Dr. Sanjay Gupta says making chai is not just about the drink but also tradition
“I used to make chai for my parents all the time,” Gupta said.
With three daughters, Gupta’s household is a constant flurry of activity, so it’s not always easy to get everyone together. But taking the time to pass down this recipe offers a rare moment to take in the aromas of this tradition.
“It’s pretty fun to make chai with your daughters and just to go through an activity like that, sort of think about traditions and how they’re really meaningful. It’s the drink itself, but it’s everything that goes into it,” he said.
To be clear, this isn’t your run-of-the-mill spiced tea. The chai that Gupta is teaching his daughters to make brings together fresh spices, steeped along with a strong black tea.

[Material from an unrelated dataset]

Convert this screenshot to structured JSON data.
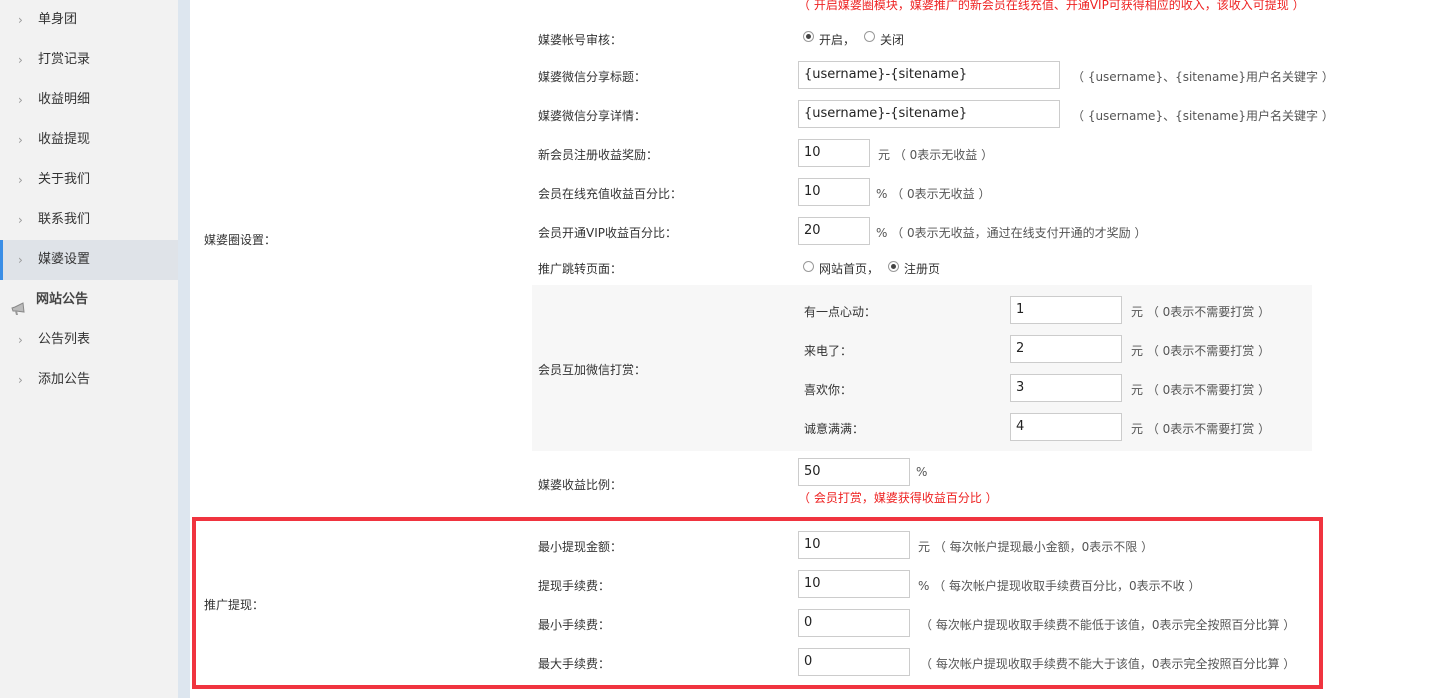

The addition of half-and-half gives the warming drink a smooth, subtly sweet finish. While there are many ways to make chai, this is his mother Damyanti Gupta’s special brew.
“It was interesting to go back with my mom to Pakistan and India and to sort of see where she learned the traditions in the first place, and it’s slightly different in Pakistan and India. This tea that we’re drinking today is really her own creation,” he explained.
While the recipe is fairly simple, there is one ingredient that Gupta thinks takes this chai to the next level: brown sugar.
“It’s almost like molasses, but better.”